"Certainly, sir," said Davy.

"I could see you hurrying down to that there University Club to sit there and tell it all to those smarties that are always blowing about what they're going to do. You'll be right smart of a man some day, Davy, if you'll learn to keep your mouth shut."

Davy looked abashed. He did not know which of his many indiscretions of self-glorifying talkativeness Mr. Hastings had immediately in mind. But he could recall several, any one of which was justification for the rather savage rebuke—the more humiliating that Jane was listening. He glanced covertly at her.

Perhaps she had not heard; she was gazing into the distance with a strange expression upon her beautiful face, an expression that fastened his attention, absorbed though he was in his project for his own ambitions. As her father disappeared, he said:

"What are you thinking about, Jane?"

Jane startled guiltily. "I? Oh—I don't know—a lot of things."

"Your look suggested that you were having a—a severe attack of conscience," said he, laughingly. He was in soaring good humor now, for he saw his way clear to election.
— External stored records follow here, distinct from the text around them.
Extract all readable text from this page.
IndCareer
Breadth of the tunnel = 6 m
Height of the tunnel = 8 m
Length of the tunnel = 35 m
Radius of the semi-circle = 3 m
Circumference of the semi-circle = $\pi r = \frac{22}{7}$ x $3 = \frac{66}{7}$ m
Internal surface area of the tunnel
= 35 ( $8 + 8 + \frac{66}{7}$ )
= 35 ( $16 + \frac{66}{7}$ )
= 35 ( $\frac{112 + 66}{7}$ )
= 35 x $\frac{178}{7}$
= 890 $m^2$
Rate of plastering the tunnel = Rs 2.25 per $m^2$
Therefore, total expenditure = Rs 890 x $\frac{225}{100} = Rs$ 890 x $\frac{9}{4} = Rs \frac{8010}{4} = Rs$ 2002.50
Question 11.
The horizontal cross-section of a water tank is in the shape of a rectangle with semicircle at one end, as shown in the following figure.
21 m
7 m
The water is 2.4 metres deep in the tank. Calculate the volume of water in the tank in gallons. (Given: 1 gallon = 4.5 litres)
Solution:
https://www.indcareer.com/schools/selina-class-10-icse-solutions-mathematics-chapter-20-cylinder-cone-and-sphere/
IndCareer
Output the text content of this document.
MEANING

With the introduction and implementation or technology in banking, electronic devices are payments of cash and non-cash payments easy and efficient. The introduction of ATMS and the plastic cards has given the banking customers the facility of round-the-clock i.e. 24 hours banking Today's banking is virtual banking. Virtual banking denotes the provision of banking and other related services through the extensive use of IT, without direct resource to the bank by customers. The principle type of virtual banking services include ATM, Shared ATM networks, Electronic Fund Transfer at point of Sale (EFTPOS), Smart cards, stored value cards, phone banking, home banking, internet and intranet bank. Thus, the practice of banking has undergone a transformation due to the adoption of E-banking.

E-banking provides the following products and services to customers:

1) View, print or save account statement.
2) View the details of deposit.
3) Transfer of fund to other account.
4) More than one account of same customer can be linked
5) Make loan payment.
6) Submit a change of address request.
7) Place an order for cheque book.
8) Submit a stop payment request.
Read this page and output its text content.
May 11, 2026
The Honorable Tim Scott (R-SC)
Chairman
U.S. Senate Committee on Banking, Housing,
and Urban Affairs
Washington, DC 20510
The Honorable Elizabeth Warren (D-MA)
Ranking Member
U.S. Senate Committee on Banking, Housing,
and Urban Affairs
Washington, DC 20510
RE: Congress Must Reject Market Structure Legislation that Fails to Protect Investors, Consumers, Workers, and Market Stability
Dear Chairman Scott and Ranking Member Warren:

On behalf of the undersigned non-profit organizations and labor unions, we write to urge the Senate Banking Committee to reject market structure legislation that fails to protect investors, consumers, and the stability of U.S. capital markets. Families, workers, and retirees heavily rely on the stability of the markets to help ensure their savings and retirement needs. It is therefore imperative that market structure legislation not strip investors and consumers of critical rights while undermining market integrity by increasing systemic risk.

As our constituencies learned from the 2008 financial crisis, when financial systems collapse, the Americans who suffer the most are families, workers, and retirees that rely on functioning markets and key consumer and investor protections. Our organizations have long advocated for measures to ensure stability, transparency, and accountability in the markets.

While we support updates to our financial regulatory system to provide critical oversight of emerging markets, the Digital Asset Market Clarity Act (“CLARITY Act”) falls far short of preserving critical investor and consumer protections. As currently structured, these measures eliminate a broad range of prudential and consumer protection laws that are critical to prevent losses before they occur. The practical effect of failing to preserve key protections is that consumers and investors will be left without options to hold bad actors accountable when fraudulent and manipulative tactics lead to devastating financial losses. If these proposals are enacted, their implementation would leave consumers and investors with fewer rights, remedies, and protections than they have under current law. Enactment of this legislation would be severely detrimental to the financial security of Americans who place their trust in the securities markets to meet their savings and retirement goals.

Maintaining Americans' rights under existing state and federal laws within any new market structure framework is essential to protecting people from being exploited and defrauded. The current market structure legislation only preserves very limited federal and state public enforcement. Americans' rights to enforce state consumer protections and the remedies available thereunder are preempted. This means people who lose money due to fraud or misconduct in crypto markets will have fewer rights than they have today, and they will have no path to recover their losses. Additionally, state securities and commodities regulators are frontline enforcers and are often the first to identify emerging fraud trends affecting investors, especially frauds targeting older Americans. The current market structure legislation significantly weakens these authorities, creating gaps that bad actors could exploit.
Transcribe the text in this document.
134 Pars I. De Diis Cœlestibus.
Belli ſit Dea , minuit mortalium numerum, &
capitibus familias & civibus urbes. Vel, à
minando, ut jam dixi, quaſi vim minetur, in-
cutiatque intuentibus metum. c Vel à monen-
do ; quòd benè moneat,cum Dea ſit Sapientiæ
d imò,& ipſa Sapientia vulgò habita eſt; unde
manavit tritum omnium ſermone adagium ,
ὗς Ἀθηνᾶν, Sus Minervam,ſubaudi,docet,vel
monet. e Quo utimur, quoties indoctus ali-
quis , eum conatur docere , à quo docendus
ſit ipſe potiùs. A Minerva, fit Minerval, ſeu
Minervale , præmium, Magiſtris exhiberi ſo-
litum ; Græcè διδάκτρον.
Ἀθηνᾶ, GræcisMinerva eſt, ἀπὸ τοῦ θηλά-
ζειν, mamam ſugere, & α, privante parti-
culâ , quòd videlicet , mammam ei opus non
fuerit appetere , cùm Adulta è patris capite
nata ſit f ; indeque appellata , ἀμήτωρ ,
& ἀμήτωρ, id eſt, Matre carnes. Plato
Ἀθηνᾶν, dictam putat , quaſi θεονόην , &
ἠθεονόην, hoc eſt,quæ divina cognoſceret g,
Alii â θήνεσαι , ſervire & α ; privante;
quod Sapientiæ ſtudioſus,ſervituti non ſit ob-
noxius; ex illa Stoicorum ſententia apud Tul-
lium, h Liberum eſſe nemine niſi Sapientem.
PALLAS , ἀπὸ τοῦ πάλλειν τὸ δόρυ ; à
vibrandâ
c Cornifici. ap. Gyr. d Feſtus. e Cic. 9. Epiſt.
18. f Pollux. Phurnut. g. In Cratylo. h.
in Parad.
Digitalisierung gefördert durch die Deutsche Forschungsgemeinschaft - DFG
"I was," said Jane, suddenly stern. A pause, then she laughed—rather hollowly. "Davy, I guess I'm almost as big a fraud as you are. What fakirs we human beings are?—always posing as doing for others and always doing for our selfish selves."

Davy's face took on its finest expression. "Do you think it's altogether selfishness for me to fight for Victor Dorn and give him a chance to get out his paper again—when he has warned me that he is going to print things that may defeat me?"

"You know he'll not print them now," retorted Jane.